METHODS: Nine thousands eight hundred seventy-four patients from 34 countries, 16 with high GDP (>24.000 US dollars [USD] per capita) and 18 low-GDP countries (<24.000 USD) participated in the Quantitative Standard monitoring of Patients with RA (QUEST-RA) study. The prevalence of 31 comorbid conditions, fatigue (0-10 cm visual analogue scale [VAS] [10=worst]), disease activity in 28 joints (DAS28), and physical disability (Health Assessment Questionnaire score [HAQ]) were assessed. Univariate and multivariate linear regression analyses were performed to assess the association between fatigue and comorbidities, disease activity, disability and GDP.

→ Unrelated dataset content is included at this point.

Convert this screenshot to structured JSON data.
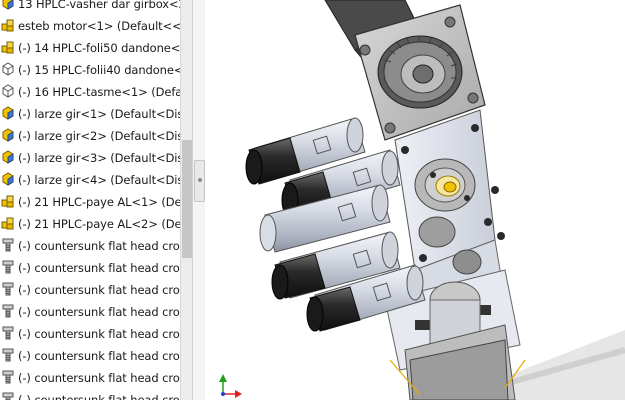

RESULTS: Overall, patients reported a median of 2 comorbid conditions of which hypertension (31.5%), osteoporosis (17.6%), osteoarthritis (15.5%) and hyperlipidaemia (14.2%) were the most prevalent. The majority of comorbidities were more common in high-GDP countries. The median fatigue score was 4.4 (4.8 in low-GDP countries and 3.8 in high-GDP countries, p<0.001). In low-GDP countries 25.4% of the patients had a high level of fatigue (>6.6) compared with 23.0% in high-GDP countries (p<0.001). In univariate analysis, fatigue increased with increasing number of comorbidities, disease activity and disability in both high- and low-GDP countries. In multivariate analysis of all countries, these 3 variables explained 29.4% of the variability, whereas GDP was not significant.
CONCLUSIONS: Fatigue is a widespread problem associated with high comorbidity burden, disease activity and disability regardless of GDP.